LA SIMPLICITÉ ÉVANGÉLIQUE
Yvette Laprise, Phoebe
Qu’est-ce qui peut motiver quelqu’un à choisir la simplicité comme mode de vie quand tant d’autres choix sont possibles ?
En ruminant cette question, je me suis demandé si l’Évangile ne pouvait pas fournir un éclairage à ce propos. Son inscription dans un contexte si différent du nôtre peut-il avoir un impact aujourd’hui ? La mentalité moderne n’est-elle pas étrangère au langage symbolique de l’Écriture?
C’est, habitée par ces questions, que j’ai entrepris de relire les Évangiles pour en extraire quelques passages -parmi d’autres- qui m’ont paru porteurs d’une vision renouvelée de la vie . Je vous les propose selon la méthode bien connue du Voir, Juger, Agir qui s’est pour ainsi dire imposée à moi lors de cette démarche.
Voir
Le statut ordinaire de l’être humain est d’être aveugle dans son cœur tout en se croyant voyant. C’est qu’entre la réalité extérieure et la perception qu’il en a s’interposent de nombreux voiles : idées arrêtées, émotions latentes, tendances instinctives, passions diverses qui embrouillent la clarté de l’esprit et la tranquillité du cœur. Jésus est venu ouvrir l’être humain à son aveuglement afin qu’il puisse s’en sortir. Voyons ce que rapporte Matthieu en 6, 22-23 à ce sujet :
« La lampe du corps, c’est l’œil. Si donc ton œil est sain (simple) ton corps tout entier sera lumineux. Mais si ton œil est malade (mauvais) ton corps tout entier sera ténébreux. »L’œil sain ou simple voit la réalité telle qu’elle est sans déformation. L’œil malade ou mauvais, au contraire, croit voir la réalité alors que sa perception, entravée par des opinions arbitraires, des manières habituelles de penser, la déforme.

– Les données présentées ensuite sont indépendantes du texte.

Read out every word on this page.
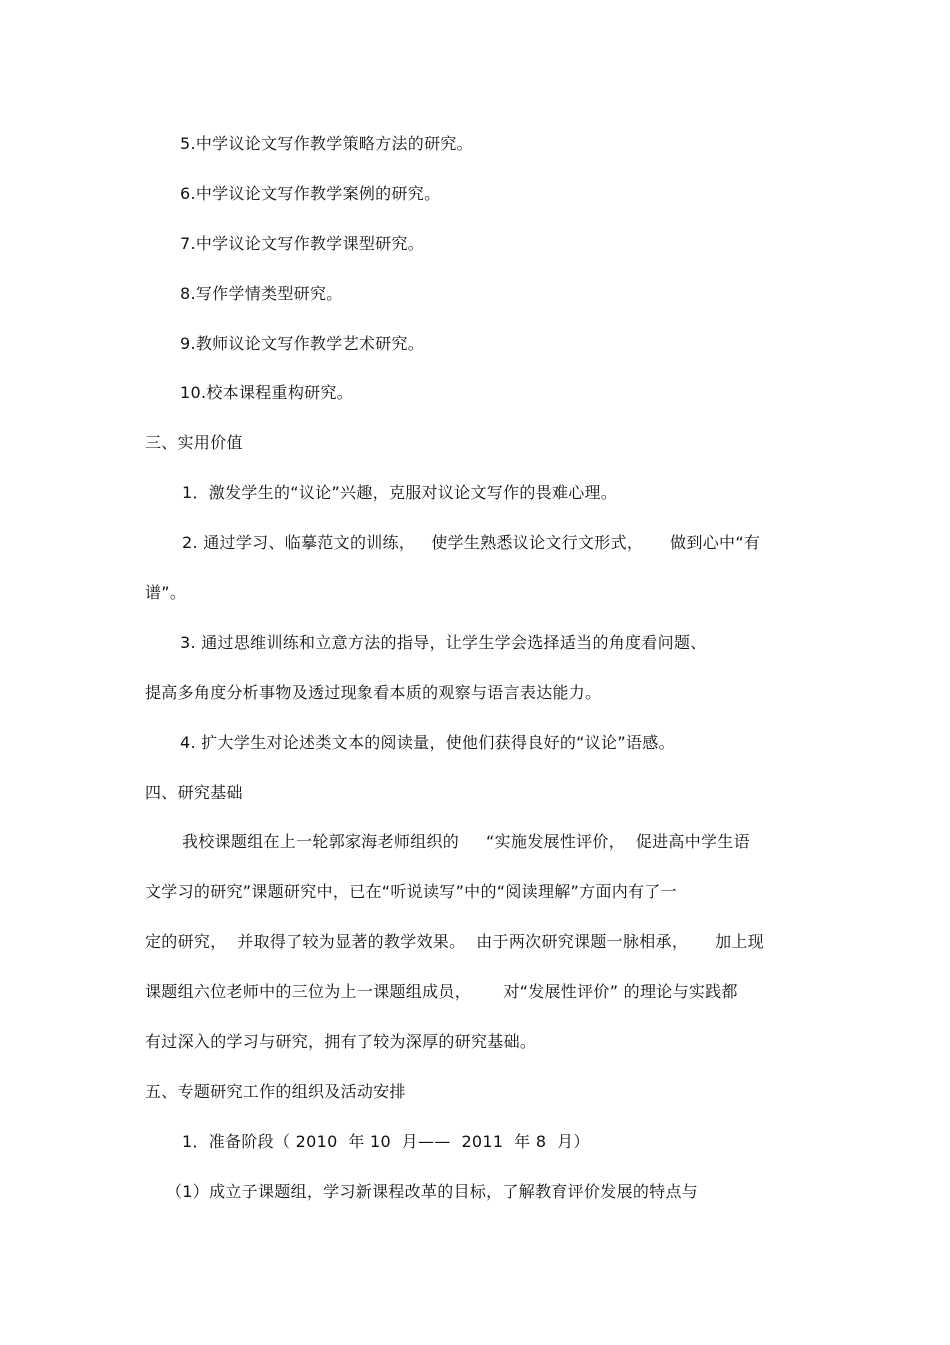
5.中学议论文写作教学策略方法的研究。
6.中学议论文写作教学案例的研究。
7.中学议论文写作教学课型研究。
8.写作学情类型研究。
9.教师议论文写作教学艺术研究。
10.校本课程重构研究。
三、实用价值
1．激发学生的“议论”兴趣，克服对议论文写作的畏难心理。
2. 通过学习、临摹范文的训练，   使学生熟悉议论文行文形式，     做到心中“有
谱”。
3. 通过思维训练和立意方法的指导，让学生学会选择适当的角度看问题、
提高多角度分析事物及透过现象看本质的观察与语言表达能力。
4. 扩大学生对论述类文本的阅读量，使他们获得良好的“议论”语感。
四、研究基础
我校课题组在上一轮郭家海老师组织的     “实施发展性评价，  促进高中学生语
文学习的研究”课题研究中，已在“听说读写”中的“阅读理解”方面内有了一
定的研究，  并取得了较为显著的教学效果。  由于两次研究课题一脉相承，     加上现
课题组六位老师中的三位为上一课题组成员，      对“发展性评价” 的理论与实践都
有过深入的学习与研究，拥有了较为深厚的研究基础。
五、专题研究工作的组织及活动安排
1．准备阶段（ 2010  年 10  月——  2011  年 8  月）
（1）成立子课题组，学习新课程改革的目标，了解教育评价发展的特点与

Il faut comprendre ici qu’en parlant de l’œil, Jésus ne s’arrête pas à l’organe sensoriel. Ce qu’il veut atteindre est beaucoup plus profond. La capacité d’appréhender le réel sans l’interférence d’aucun voile perturbateur suppose une grande transparence de l’intelligence et du cœur, une conscience éveillée. D’où l’importance d’un véritable travail de purification, de rectification pour atteindre cet état de simplicité du regard, d’unité de vision.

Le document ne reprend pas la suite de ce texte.